С волками жить — страница 35 из 69

ШестьАлмазная дама бубен

В грезах имя ей было Мелисса. Жила она в Чикаго — или в сновидческой факсимильной копии этого мифического города, под населенной призраками надменностью его башен, в тенистом зимнем свете отчужденной близости. Взрослая по необходимости, она предпочитала кричащие детские наряды, яркие платьишки, произвольно нумерованные олимпийки огромных размеров, обвисающие джемперы с пушистыми зверюшками, вышитыми на груди, ее сияющие рыжие волосы либо стянуты в тугой хвост, либо разделены на миленькие девчачьи косички. И дешевые украшения ей нравились — из пластика, неуклюжей разновидности, бремя дюжины игрушечных цепочек на шее, руки трещат браслетами от запястья до локтя. Если какой-нибудь гад попытается с нею подружиться, она пнет его в пах сапогом путевого обходчика со стальным носком. Батюшки, этот бакалейный магазин огромен, он больше футбольного стадиона, целые мили проходов, и каждый до странности пуст. Выхода нет — одни очереди к кассе, а чтобы там выйти, нужно совершить покупку. Повсюду охрана в белых масках. Ее тележка вихляла и скрипела, ею почти невозможно было управлять. Вкрадчивый музыкальный фон сводил с ума. Снимется ли когда это проклятие, или такова ее судьба — как легендарному Вечному Потребителю, скитаться по этим издевательским проходам до окончательного упадка и краха Последней Стадии самого́ Капитализма? К счастью, ждать ей не придется, поскольку на последней полке в последнем проходе стояла одна позабытая банка стручковой фасоли в причудливой нарезке, и она испытала прилив облегченья, по силе своей положительно эротический. Почему? Она терпеть не может стручковую фасоль.

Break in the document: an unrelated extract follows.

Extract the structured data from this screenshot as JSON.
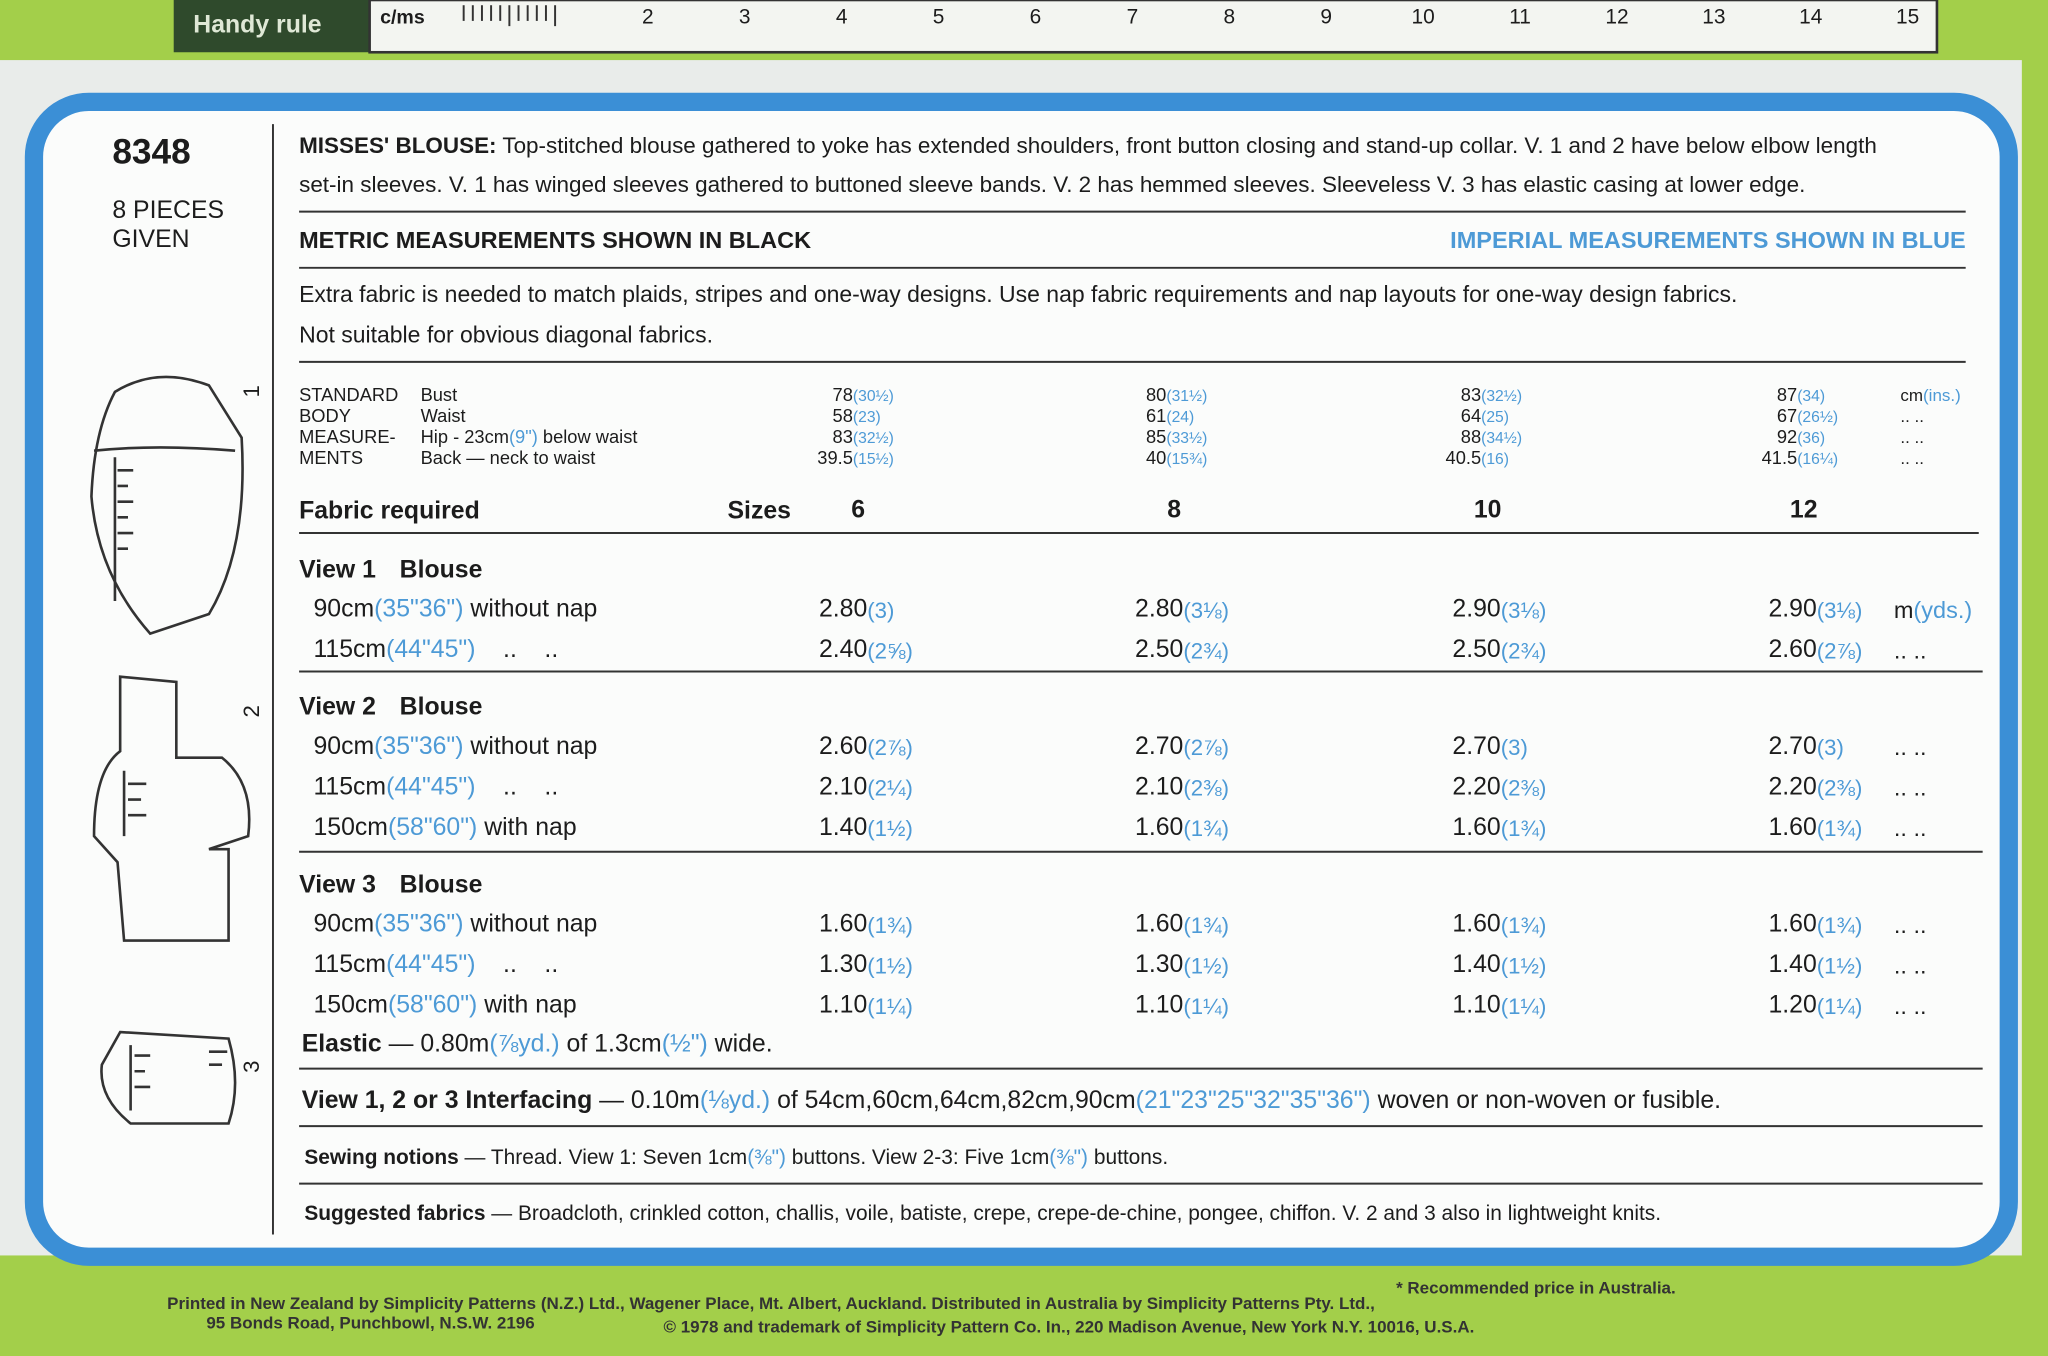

Под конец дня Джесси Хорн проснулась с унылым осознанием того, что ныне существует возможность (не определенность) тому, что она, вероятно, могла бы (не наверняка) стыдно расплакаться на одной из многочисленных свадеб этого вечера. Хотя это вряд ли. В последний раз плакала она так сильно, что это вытравилось в памяти, когда Гэрретта, всего в крови и в наручниках, вели к поджидавшей патрульной машине, имя Джесси — проклятие ночи. С тех пор ее нежные ткани оттерли, отдраили и заменили на сталь, а у стали не бывает протечек. Пафосу придется занять свое место в очереди за несколькими другими крикливыми эмоциями. Лицо, воззрившееся на нее в ответ из зеркала в ванной, она отказывалась признавать. Да и волосы у нее вовсе никакого не мечтательно рыжего оттенка, а жуткая копна крестьянской черноты, которую она таскает на своих плечах, словно связку обугленной крапивы. День этот будет долгим. Она накинула на себя футболку «СПАСАЙ ВСЕЛЕННУЮ», натянула джинсы и помчалась забирать детей.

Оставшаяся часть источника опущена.